Question

(CO 3) On average, the parts from a supplier have a mean of 97.5 inches and a standard deviation of 6.1 inches. Find the probability that a randomly selected part from this supplier will have a value between 87.5 and 107.5 inches. Is this consistent with the Empirical Rule of 68%-95%-99.7%? Probability is 0.90, which is consistent with the Empirical Rule Probability is 0.95, which is inconsistent with the Empirical Rule Probability is 0.90, which is inconsistent with the Empirical Rule Probability is 0.05, which is consistent with the Empirical Rule Flag this Question

Answer 1

C. Probability is 0.90, which is inconsistent with the Empirical Rule.

Explanation:

We have been given that on average, the parts from a supplier have a mean of 97.5 inches and a standard deviation of 6.1 inches.

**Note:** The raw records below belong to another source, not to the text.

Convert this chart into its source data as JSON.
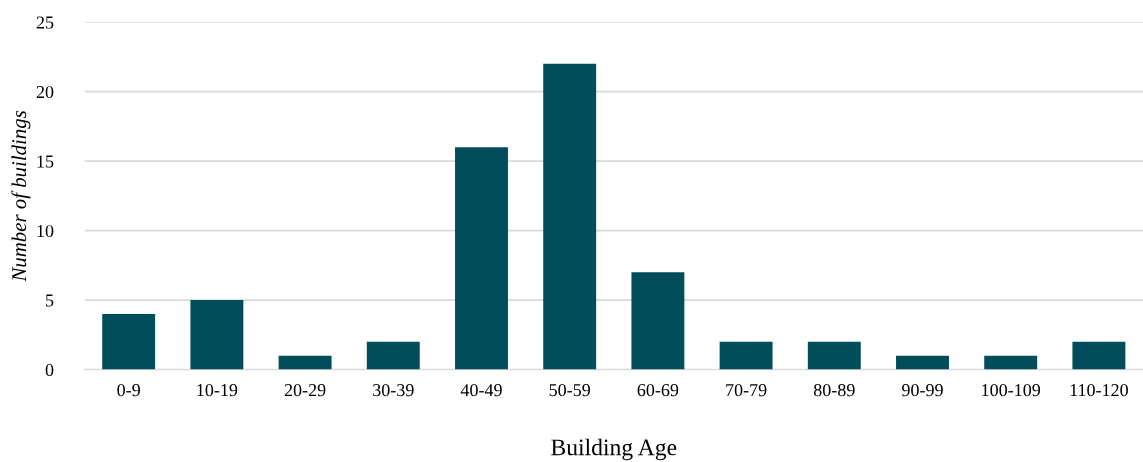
{
  "chart_data": {
    "type": "bar",
    "xlabel": "Building Age",
    "ylabel": "Number of buildings",
    "categories": [
      "0-9",
      "10-19",
      "20-29",
      "30-39",
      "40-49",
      "50-59",
      "60-69",
      "70-79",
      "80-89",
      "90-99",
      "100-109",
      "110-120"
    ],
    "values": [
      4,
      5,
      1,
      2,
      16,
      22,
      7,
      2,
      2,
      1,
      1,
      2
    ],
    "color": "#014d5a",
    "ylim": [
      0,
      25
    ],
    "yticks": [
      0,
      5,
      10,
      15,
      20,
      25
    ],
    "grid": "y",
    "legend": false
  }
}
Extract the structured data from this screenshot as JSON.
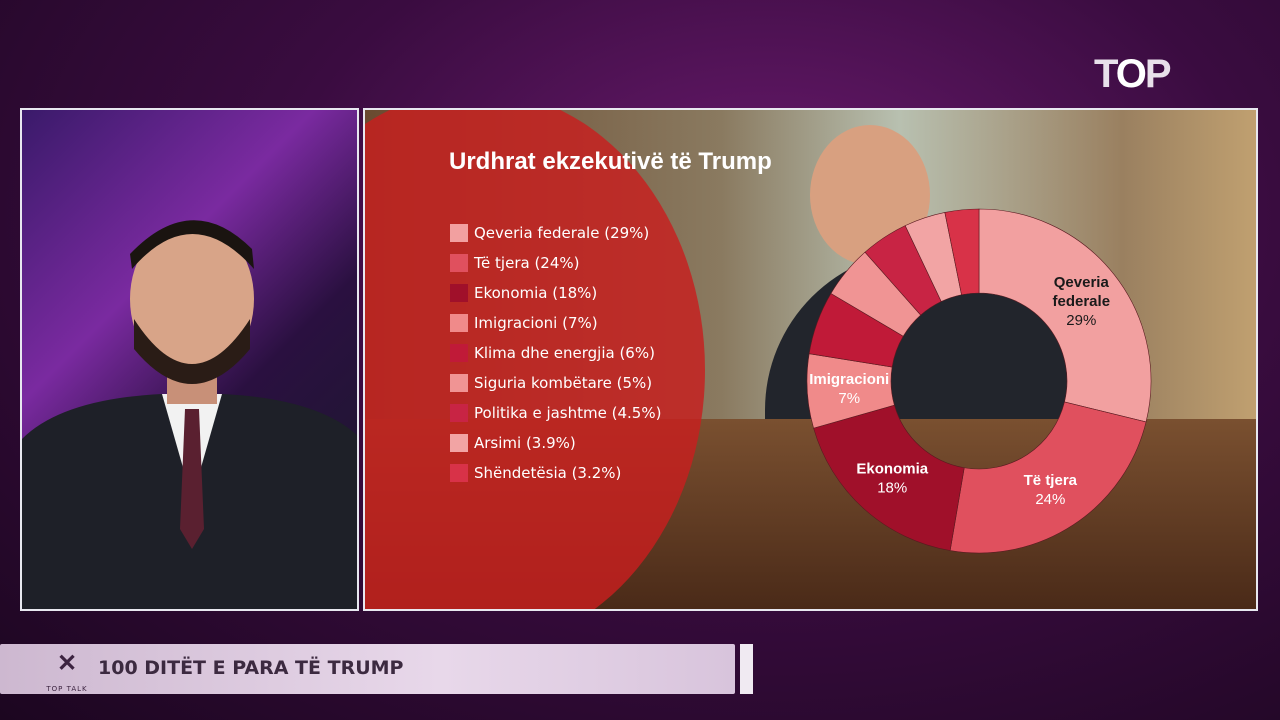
{
  "channel_logo": "TOP",
  "lower_third": {
    "show_logo": "TOP TALK",
    "headline": "100 DITËT E PARA TË TRUMP"
  },
  "chart_data": {
    "type": "pie",
    "donut": true,
    "title": "Urdhrat ekzekutivë të Trump",
    "legend_position": "left",
    "categories": [
      "Qeveria federale",
      "Të tjera",
      "Ekonomia",
      "Imigracioni",
      "Klima dhe energjia",
      "Siguria kombëtare",
      "Politika e jashtme",
      "Arsimi",
      "Shëndetësia"
    ],
    "legend_labels": [
      "Qeveria federale (29%)",
      "Të tjera (24%)",
      "Ekonomia (18%)",
      "Imigracioni (7%)",
      "Klima dhe energjia (6%)",
      "Siguria kombëtare (5%)",
      "Politika e jashtme (4.5%)",
      "Arsimi (3.9%)",
      "Shëndetësia (3.2%)"
    ],
    "values": [
      29,
      24,
      18,
      7,
      6,
      5,
      4.5,
      3.9,
      3.2
    ],
    "colors": [
      "#f2a0a0",
      "#e0505e",
      "#a0102a",
      "#f08a8a",
      "#c01a38",
      "#f09494",
      "#c82444",
      "#f2a4a4",
      "#d83248"
    ],
    "slice_labels": [
      {
        "lines": [
          "Qeveria",
          "federale",
          "29%"
        ],
        "color": "#1a1a1a"
      },
      {
        "lines": [
          "Të tjera",
          "24%"
        ],
        "color": "#ffffff"
      },
      {
        "lines": [
          "Ekonomia",
          "18%"
        ],
        "color": "#ffffff"
      },
      {
        "lines": [
          "Imigracioni",
          "7%"
        ],
        "color": "#ffffff"
      }
    ]
  }
}
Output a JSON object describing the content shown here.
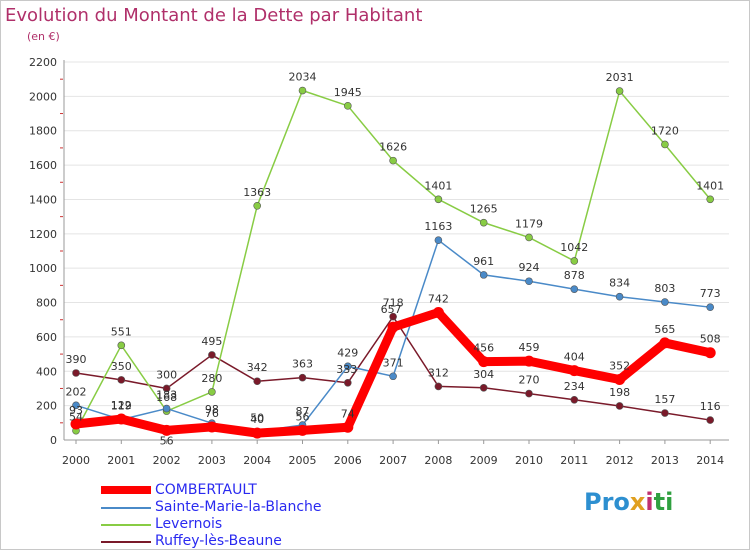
{
  "chart_data": {
    "type": "line",
    "title": "Evolution du Montant de la Dette par Habitant",
    "subtitle": "(en €)",
    "x": [
      "2000",
      "2001",
      "2002",
      "2003",
      "2004",
      "2005",
      "2006",
      "2007",
      "2008",
      "2009",
      "2010",
      "2011",
      "2012",
      "2013",
      "2014"
    ],
    "ylim": [
      0,
      2200
    ],
    "yticks": [
      0,
      200,
      400,
      600,
      800,
      1000,
      1200,
      1400,
      1600,
      1800,
      2000,
      2200
    ],
    "grid": true,
    "legend_position": "bottom-left",
    "series": [
      {
        "name": "Ruffey-lès-Beaune",
        "color": "#7a1a2a",
        "values": [
          390,
          350,
          300,
          495,
          342,
          363,
          333,
          718,
          312,
          304,
          270,
          234,
          198,
          157,
          116
        ]
      },
      {
        "name": "Levernois",
        "color": "#88cc44",
        "values": [
          54,
          551,
          168,
          280,
          1363,
          2034,
          1945,
          1626,
          1401,
          1265,
          1179,
          1042,
          2031,
          1720,
          1401
        ]
      },
      {
        "name": "Sainte-Marie-la-Blanche",
        "color": "#4a8ac8",
        "values": [
          202,
          119,
          183,
          98,
          50,
          87,
          429,
          371,
          1163,
          961,
          924,
          878,
          834,
          803,
          773
        ]
      },
      {
        "name": "COMBERTAULT",
        "color": "#ff0000",
        "values": [
          93,
          122,
          56,
          76,
          40,
          56,
          74,
          657,
          742,
          456,
          459,
          404,
          352,
          565,
          508
        ]
      }
    ],
    "label_offsets": {
      "COMBERTAULT": [
        [
          0,
          -10
        ],
        [
          0,
          -10
        ],
        [
          0,
          14
        ],
        [
          0,
          -10
        ],
        [
          0,
          -10
        ],
        [
          0,
          -10
        ],
        [
          0,
          -10
        ],
        [
          -2,
          -14
        ],
        [
          0,
          -10
        ],
        [
          0,
          -10
        ],
        [
          0,
          -10
        ],
        [
          0,
          -10
        ],
        [
          0,
          -10
        ],
        [
          0,
          -10
        ],
        [
          0,
          -10
        ]
      ],
      "Sainte-Marie-la-Blanche": [
        [
          0,
          -10
        ],
        [
          0,
          -10
        ],
        [
          0,
          -10
        ],
        [
          0,
          -10
        ],
        [
          0,
          -10
        ],
        [
          0,
          -10
        ],
        [
          0,
          -10
        ],
        [
          0,
          -10
        ],
        [
          0,
          -10
        ],
        [
          0,
          -10
        ],
        [
          0,
          -10
        ],
        [
          0,
          -10
        ],
        [
          0,
          -10
        ],
        [
          0,
          -10
        ],
        [
          0,
          -10
        ]
      ],
      "Levernois": [
        [
          0,
          -10
        ],
        [
          0,
          -10
        ],
        [
          0,
          -10
        ],
        [
          0,
          -10
        ],
        [
          0,
          -10
        ],
        [
          0,
          -10
        ],
        [
          0,
          -10
        ],
        [
          0,
          -10
        ],
        [
          0,
          -10
        ],
        [
          0,
          -10
        ],
        [
          0,
          -10
        ],
        [
          0,
          -10
        ],
        [
          0,
          -10
        ],
        [
          0,
          -10
        ],
        [
          0,
          -10
        ]
      ],
      "Ruffey-lès-Beaune": [
        [
          0,
          -10
        ],
        [
          0,
          -10
        ],
        [
          0,
          -10
        ],
        [
          0,
          -10
        ],
        [
          0,
          -10
        ],
        [
          0,
          -10
        ],
        [
          -1,
          -10
        ],
        [
          0,
          -10
        ],
        [
          0,
          -10
        ],
        [
          0,
          -10
        ],
        [
          0,
          -10
        ],
        [
          0,
          -10
        ],
        [
          0,
          -10
        ],
        [
          0,
          -10
        ],
        [
          0,
          -10
        ]
      ]
    }
  },
  "legend": {
    "items": [
      {
        "label": "COMBERTAULT",
        "color": "#ff0000",
        "width": 8
      },
      {
        "label": "Sainte-Marie-la-Blanche",
        "color": "#4a8ac8",
        "width": 2
      },
      {
        "label": "Levernois",
        "color": "#88cc44",
        "width": 2
      },
      {
        "label": "Ruffey-lès-Beaune",
        "color": "#7a1a2a",
        "width": 2
      }
    ]
  },
  "logo": {
    "parts": [
      "Pro",
      "x",
      "i",
      "ti"
    ]
  }
}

First of all, we will find z-score corresponding to 87.5 and 107.5 respectively as:

`z=(x-\mu)/(\sigma)`

`z=(87.5-97.5)/(6.1)`

`z=(-10)/(6.1)`

`z=-1.6393`

`z\approx-1.64`

`z=(x-\mu)/(\sigma)`

`z=(107.5-97.5)/(6.1)`

`z=(10)/(6.1)`

`z=1.6393`

`z\approx 1.64`

Now, we need to find the probability
`P(-1.64<z<1.64)`.

Using property
`P(a<z<b)=P(z<b)-P(z<a)`, we will get:

`P(-1.64<z<1.64)=P(z<1.64)-P(z<-1.64)`

From normal distribution table, we will get:

`P(-1.64<z<1.64)=0.94950-0.05050`

`P(-1.64<z<1.64)=0.899`

`P(-1.64<z<1.64)\approx 0.90`

Since the probability is 0.90, which is inconsistent with the Empirical Rule, therefore, option C is the correct choice.